Knieküchle, auch Auszogne ​​(bair., Zu hochdeutsch Ausgezeichnete; weitere Bezeichnungen unter #Synonym), sind ein traditionelles Gebäck der Süddeutschen und Österreichischen Küche. Sie sind ein insonders in Bayerisch-Schwaben, Altbayern, Franken, Österreich und Thüringen weitverbreitetes Schmalzgebäck.

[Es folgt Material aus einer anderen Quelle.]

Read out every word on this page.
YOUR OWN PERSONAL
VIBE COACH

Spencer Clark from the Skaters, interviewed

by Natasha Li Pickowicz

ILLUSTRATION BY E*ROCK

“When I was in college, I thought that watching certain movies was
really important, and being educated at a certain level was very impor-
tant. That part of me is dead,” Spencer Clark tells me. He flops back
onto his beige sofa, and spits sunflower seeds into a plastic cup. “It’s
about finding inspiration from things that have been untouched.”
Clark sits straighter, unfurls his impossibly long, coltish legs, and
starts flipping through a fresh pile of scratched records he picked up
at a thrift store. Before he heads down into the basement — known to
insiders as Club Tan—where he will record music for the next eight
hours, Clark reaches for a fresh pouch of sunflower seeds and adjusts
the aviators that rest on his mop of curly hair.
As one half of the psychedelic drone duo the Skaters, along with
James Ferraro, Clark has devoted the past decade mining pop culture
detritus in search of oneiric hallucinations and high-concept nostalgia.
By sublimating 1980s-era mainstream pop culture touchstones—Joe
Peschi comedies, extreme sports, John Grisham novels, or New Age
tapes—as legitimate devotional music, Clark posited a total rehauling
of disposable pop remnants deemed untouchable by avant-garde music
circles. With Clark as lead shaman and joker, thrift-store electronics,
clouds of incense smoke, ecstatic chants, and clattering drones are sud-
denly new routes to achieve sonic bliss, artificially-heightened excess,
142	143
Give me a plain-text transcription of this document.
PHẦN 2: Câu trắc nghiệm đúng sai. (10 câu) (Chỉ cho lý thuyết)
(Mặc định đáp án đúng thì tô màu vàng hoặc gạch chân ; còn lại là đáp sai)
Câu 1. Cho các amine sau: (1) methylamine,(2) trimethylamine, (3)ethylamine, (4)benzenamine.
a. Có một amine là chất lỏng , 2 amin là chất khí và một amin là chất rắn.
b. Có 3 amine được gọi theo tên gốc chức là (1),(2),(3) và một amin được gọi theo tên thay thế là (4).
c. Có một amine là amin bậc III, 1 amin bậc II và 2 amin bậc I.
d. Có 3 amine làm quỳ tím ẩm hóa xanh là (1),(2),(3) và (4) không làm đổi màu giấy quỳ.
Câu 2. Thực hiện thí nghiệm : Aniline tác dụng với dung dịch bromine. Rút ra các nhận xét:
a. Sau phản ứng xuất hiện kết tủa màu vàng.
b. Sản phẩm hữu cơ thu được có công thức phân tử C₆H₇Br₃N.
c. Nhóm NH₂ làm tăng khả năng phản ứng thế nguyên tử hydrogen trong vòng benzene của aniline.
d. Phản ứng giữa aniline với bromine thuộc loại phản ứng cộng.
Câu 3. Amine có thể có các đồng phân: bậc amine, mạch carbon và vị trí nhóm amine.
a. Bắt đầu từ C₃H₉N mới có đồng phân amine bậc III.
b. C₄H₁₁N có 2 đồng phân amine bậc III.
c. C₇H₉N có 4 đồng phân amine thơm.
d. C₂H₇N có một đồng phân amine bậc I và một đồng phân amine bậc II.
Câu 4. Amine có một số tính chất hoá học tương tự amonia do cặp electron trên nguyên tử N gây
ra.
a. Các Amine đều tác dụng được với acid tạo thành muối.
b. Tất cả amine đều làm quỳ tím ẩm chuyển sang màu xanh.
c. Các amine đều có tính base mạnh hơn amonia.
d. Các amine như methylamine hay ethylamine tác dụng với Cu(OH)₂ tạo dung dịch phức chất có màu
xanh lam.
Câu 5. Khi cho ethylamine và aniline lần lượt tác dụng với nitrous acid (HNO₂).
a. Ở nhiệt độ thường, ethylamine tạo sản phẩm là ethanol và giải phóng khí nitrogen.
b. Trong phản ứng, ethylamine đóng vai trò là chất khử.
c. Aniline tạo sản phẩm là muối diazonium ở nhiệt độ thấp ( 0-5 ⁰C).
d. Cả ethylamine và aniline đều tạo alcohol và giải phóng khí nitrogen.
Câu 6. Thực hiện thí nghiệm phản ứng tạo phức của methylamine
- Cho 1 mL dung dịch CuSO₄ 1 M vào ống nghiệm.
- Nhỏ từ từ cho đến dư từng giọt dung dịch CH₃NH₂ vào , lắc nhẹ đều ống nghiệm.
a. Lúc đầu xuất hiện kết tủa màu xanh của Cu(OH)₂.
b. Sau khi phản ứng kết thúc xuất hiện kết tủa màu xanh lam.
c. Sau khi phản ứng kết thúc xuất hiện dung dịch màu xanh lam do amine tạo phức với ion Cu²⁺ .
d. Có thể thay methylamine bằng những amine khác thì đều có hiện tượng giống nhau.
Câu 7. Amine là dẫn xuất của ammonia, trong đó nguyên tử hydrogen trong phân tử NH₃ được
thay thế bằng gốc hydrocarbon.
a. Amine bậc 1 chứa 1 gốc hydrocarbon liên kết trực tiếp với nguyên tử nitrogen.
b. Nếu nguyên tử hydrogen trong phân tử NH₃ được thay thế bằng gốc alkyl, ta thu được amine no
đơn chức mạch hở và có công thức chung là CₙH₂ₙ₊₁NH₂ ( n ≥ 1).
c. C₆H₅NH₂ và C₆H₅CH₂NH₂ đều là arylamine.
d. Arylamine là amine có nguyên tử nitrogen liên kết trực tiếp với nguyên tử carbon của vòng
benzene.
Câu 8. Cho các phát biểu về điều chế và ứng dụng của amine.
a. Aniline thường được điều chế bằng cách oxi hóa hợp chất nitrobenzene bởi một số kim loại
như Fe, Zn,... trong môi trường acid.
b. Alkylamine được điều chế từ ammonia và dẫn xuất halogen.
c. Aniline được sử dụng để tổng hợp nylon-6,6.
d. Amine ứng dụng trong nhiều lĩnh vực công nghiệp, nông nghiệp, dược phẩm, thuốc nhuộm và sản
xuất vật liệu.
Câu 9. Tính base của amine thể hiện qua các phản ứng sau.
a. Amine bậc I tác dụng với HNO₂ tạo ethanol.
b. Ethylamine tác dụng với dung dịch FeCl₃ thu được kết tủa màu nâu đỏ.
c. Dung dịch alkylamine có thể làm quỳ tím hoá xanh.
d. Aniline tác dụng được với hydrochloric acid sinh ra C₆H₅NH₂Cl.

Die Küchle in der Regel aus rein Hefeteig, die kann regional aber auch leicht variieren. Sehr hübsch ist zum Beispiel der Auftrag von Rosinen. Der Teig Wird so geformt that stirbt Kuchler in der Mitte ganz Dunn Ist und außen EIN gleichmäßig dicker Wulst HAT. Sie wurden in Heißem Schmalz ausgebacken und mit Puderzucker besiegt. Ein Knieküchle Hut Auf den Wulst EINES Dunn weißen Rand, wenn es während des Frittierens Auf den Heissen Fat schwimmt. Knieküchle wurder früher als gewöhnlich in der Erntezeit und zu hohen Festtag oder Kirchweih oder Dult sacken. In Franken Wird between Teilweise „katholische“ und „evangelische“ Kuchler Unterschieden, je Once, ob sterben Mulde (katholische) oder Erhebung (evangelisch) mit Puderzucker überzogen ist sterben. Der Tiroler Kiachl wird mit Preiselbeermarmelade,

Knieküchle Trager Empfehlung : Ihr Name, Weil Angeblich sterben Fränkischen Bäckerinnen den Teig über das Knie so auszogen that in der Mitte ist so Dunn ist, Dass man EINEN Liebesbrief Durch sie hindurch lesen Kann. DAHER Auch der Spruch: „Will scheyne Schüssalasküchla baggn, braucht Braade Knie“ (Will Du schöne Schüssel-Kuchler-back, so braucht Du Knie Breite). Entsprechend Sind weitere Bezeichnung Schüssalasküchle und mild ironisch Auf die Breiten Knie anspielend, katholische Kuchler.

Krapfen oder Kuchler (Kiacherl oder Kiachl) in Nieder Auch Rottnudel oder Kiarchen, in Oberfranken Runde Kung (Kuchler), im Schwäbischen (Fenschter-) Kiachle, in Tirol und sie Innviertel Kiachl und im Rest Flechte Österreich Bauernkrapfen, im itzgründischen Bereich Pfannkuchen.